「世界観をしっかり作ってから書こう」と設定を練り込んだのに、いざ書き始めると物語にほとんど反映されない——そんな経験はありませんか。

小説の世界観の作り方でつまずく人の多くは、設定を「決める」ことに時間をかけすぎて、「物語で活かす」ところまで届いていません。逆に、設定を詰め込みすぎて身動きが取れなくなるケースもあります。

大切なのは、世界観を作品の軸から必要な分だけ組み立て、本文と連動させて育てていくことです。

この記事を読むと:

  • 世界観と「設定」の違い、作り込みすぎの罠がわかる
  • 世界観を組み立てる5つの手順が実践できる
  • 作った設定を「設定倒れ」させず物語に活かす管理術がわかる

この記事では、小説の世界観の作り方を5つの手順で解説し、現代モノ・異世界モノの作り分けや、盛り込む要素のチェックリストまで具体的に紹介します。

小説の世界観とは?「設定」との違いと作り込みすぎの罠

世界観と「設定」は何が違うのか

世界観とは、その世界の登場人物が「当たり前」と感じている価値観・常識・空気感の総体です。一方の設定は、地理・歴史・魔法のルールといった個々の事実データを指します。

つまり設定は「部品」、世界観は「部品が組み上がって生まれる世界の手触り」です。設定を並べただけでは世界観にはならず、それらが人物の行動や物語の展開に影響して初めて、ひとつの世界として立ち上がります。

現代モノと異世界モノで作り込む範囲は変わる

世界観の作り方は、舞台によって必要な作業量が大きく変わります。

舞台前提として使える常識作り込みが必要な範囲
現代・現実世界読者と共有された常識をそのまま流用できる現実と違う部分(特殊な職業・地域・ルール)だけ
異世界・ファンタジー共有された常識がない地理・歴史・社会・魔法など「違い」を明示的に設計

現代を舞台にするなら、世界観をゼロから作る必要はありません。
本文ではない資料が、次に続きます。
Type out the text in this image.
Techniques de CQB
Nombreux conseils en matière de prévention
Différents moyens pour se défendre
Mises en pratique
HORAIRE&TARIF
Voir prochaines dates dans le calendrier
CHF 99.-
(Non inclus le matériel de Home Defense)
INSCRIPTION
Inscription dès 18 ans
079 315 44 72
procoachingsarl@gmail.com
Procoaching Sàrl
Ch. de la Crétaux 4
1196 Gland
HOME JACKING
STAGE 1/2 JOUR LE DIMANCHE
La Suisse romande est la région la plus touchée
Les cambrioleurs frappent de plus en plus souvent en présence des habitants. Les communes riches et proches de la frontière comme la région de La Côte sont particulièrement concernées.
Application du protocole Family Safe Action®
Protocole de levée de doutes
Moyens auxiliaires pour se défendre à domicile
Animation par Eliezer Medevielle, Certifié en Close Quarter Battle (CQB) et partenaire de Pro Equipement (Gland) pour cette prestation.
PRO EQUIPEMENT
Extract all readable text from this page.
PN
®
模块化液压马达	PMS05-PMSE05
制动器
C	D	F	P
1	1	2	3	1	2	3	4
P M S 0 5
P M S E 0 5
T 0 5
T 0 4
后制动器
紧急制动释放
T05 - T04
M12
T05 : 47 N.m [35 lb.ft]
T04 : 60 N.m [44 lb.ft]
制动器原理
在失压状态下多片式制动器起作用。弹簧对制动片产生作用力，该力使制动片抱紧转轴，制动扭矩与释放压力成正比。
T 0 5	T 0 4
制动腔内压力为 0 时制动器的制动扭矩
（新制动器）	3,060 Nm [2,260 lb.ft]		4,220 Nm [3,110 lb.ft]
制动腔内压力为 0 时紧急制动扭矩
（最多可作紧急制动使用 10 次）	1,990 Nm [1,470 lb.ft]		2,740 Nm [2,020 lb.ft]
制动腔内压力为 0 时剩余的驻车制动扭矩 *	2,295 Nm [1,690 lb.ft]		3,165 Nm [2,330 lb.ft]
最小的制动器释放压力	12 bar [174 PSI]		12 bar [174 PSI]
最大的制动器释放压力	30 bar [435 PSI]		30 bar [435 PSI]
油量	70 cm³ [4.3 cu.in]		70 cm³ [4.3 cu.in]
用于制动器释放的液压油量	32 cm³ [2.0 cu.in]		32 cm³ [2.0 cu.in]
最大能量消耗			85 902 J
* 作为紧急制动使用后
読者がすでに知っている常識を土台に、「この物語だけの特殊なルール」を足すだけで十分です。異世界やファンタジーでは、読者に前提がないぶん、違いを一つずつ設計する必要があります。構成そのものの設計は起承転結・三幕構成の使い分けガイドも参考にしてください。

「設定倒れ」——作った設定が物語に活きない現象

世界観づくりで最も多い失敗が、設定倒れです。これは、詳細な設定を作り込んだのに、その設定が物語の展開にほとんど活かされない状態を指します。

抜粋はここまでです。